Chapter 2: Living with illness and grief

Brain illnesses and their impact

I've been there
Jim speaks about his wife Sarah's diagnosis with Huntington's Disease.(3:22)Video transcript
Elizabeth shares about her mother's diagnosis with Alzheimer's disease.(3:22)Video transcript
Gary speaks about his own diagnosis with Alzheimer's and living with the illness.(3:22)Video transcript

It was difficult to watch him change. We saw changes not only in his physical abilities to care or stand for himself but also in his role in our family and in the community.

They have good days and bad days. We try to take each new day as it comes and make the most of our time together.

There are many types of progressive neurological illnesses, and in general, they are chronic and irreversible. While some treatments can slow progress or help to control symptoms, there is currently no cure for these diseases.

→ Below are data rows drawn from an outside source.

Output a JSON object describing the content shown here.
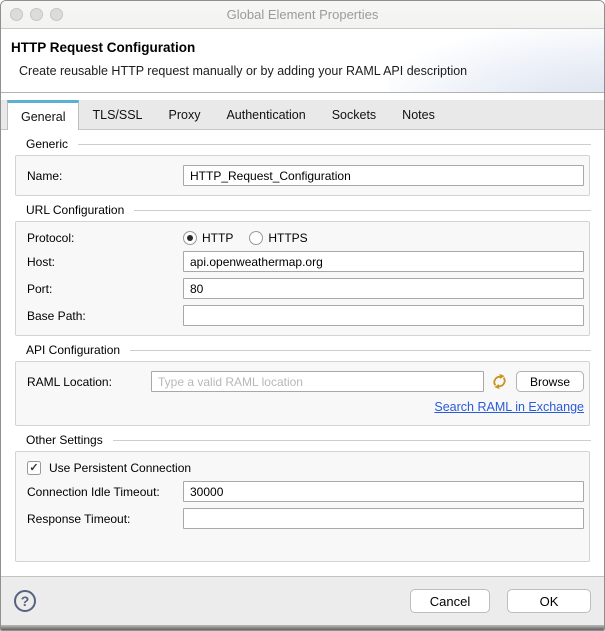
{
  "window_title": "Global Element Properties",
  "header": {
    "title": "HTTP Request Configuration",
    "subtitle": "Create reusable HTTP request manually or by adding your RAML API description"
  },
  "tabs": [
    {
      "label": "General",
      "active": true
    },
    {
      "label": "TLS/SSL",
      "active": false
    },
    {
      "label": "Proxy",
      "active": false
    },
    {
      "label": "Authentication",
      "active": false
    },
    {
      "label": "Sockets",
      "active": false
    },
    {
      "label": "Notes",
      "active": false
    }
  ],
  "generic": {
    "section_title": "Generic",
    "name_label": "Name:",
    "name_value": "HTTP_Request_Configuration"
  },
  "url_configuration": {
    "section_title": "URL Configuration",
    "protocol_label": "Protocol:",
    "protocol_options": [
      {
        "label": "HTTP",
        "selected": true
      },
      {
        "label": "HTTPS",
        "selected": false
      }
    ],
    "host_label": "Host:",
    "host_value": "api.openweathermap.org",
    "port_label": "Port:",
    "port_value": "80",
    "base_path_label": "Base Path:",
    "base_path_value": ""
  },
  "api_configuration": {
    "section_title": "API Configuration",
    "raml_label": "RAML Location:",
    "raml_value": "",
    "raml_placeholder": "Type a valid RAML location",
    "sync_icon": "sync-arrows",
    "browse_label": "Browse",
    "exchange_link_label": "Search RAML in Exchange"
  },
  "other_settings": {
    "section_title": "Other Settings",
    "persistent_label": "Use Persistent Connection",
    "persistent_checked": true,
    "idle_label": "Connection Idle Timeout:",
    "idle_value": "30000",
    "response_label": "Response Timeout:",
    "response_value": ""
  },
  "footer": {
    "help_glyph": "?",
    "cancel_label": "Cancel",
    "ok_label": "OK"
  },
  "colors": {
    "tab_accent": "#58b0d4",
    "link": "#2a5bd7",
    "sync_icon": "#c9941f",
    "help_icon": "#56637e"
  }
}
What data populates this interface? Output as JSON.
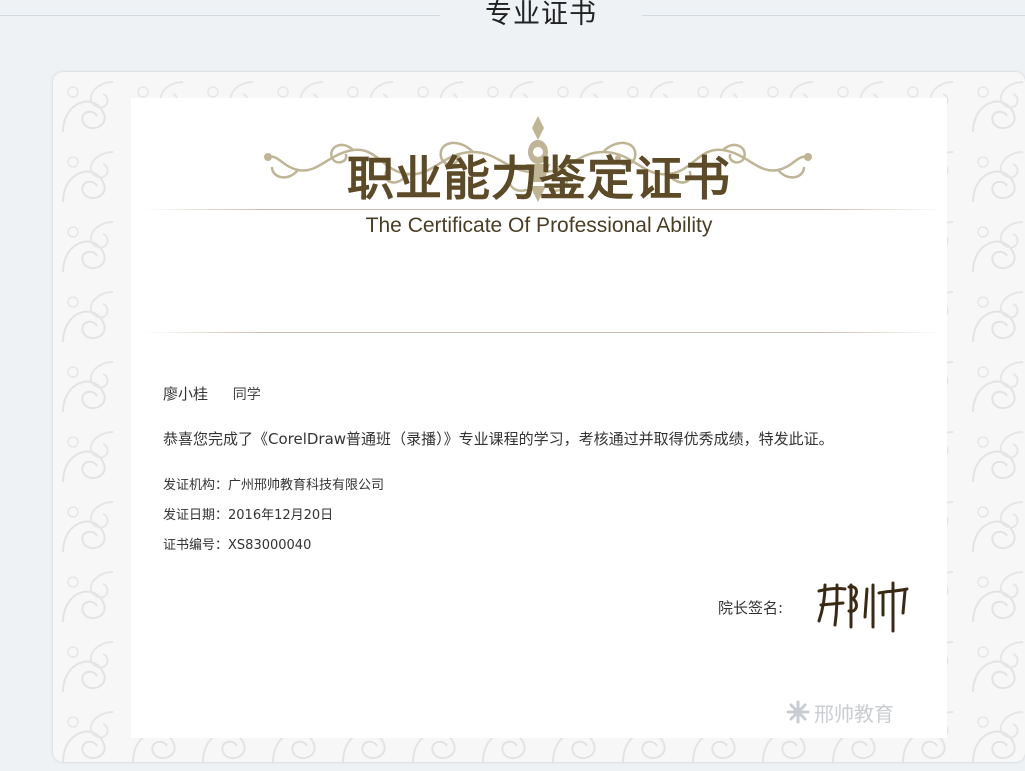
{
  "page": {
    "title": "专业证书"
  },
  "certificate": {
    "title_cn": "职业能力鉴定证书",
    "title_en": "The Certificate Of Professional Ability",
    "recipient_name": "廖小桂",
    "recipient_suffix": "同学",
    "body": "恭喜您完成了《CorelDraw普通班（录播）》专业课程的学习，考核通过并取得优秀成绩，特发此证。",
    "issuer_label": "发证机构：",
    "issuer": "广州邢帅教育科技有限公司",
    "date_label": "发证日期：",
    "date": "2016年12月20日",
    "number_label": "证书编号：",
    "number": "XS83000040",
    "signature_label": "院长签名:",
    "signature": "邢帅",
    "watermark": "邢帅教育"
  },
  "colors": {
    "title_brown": "#5d4a26",
    "ornament_gold": "#bfb595",
    "background": "#eef2f5"
  },
  "icons": {
    "watermark_logo": "asterisk-logo-icon"
  }
}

Neurological diseases affect a person’s brain and their whole being. Thinking, emotions, and movement – all things that make us who we are – change dramatically over time. When someone you care about is diagnosed with a progressive illness, it can impact your life too. While not an exhaustive list, here are some examples of common progressive neurological diseases:

Amyotrophic lateral sclerosis (also known as ALS, Lou Gehrig’s disease, or motor neuron disease) affects the brain’s ability to communicate with the muscles of the body, leading to increasing paralysis. A person with ALS loses the ability to walk, talk, eat, swallow, and eventually breathe. In some families, ALS can be hereditary.

For more information about ALS, please visit ALS Canada.

Some progressive illnesses, such as Huntington’s disease, are hereditary. There are some “familial” variations of other diseases, such as amyotrophic lateral sclerosis (ALS), multiple sclerosis, and Alzheimer’s disease, that put family members at a higher risk of getting the disease.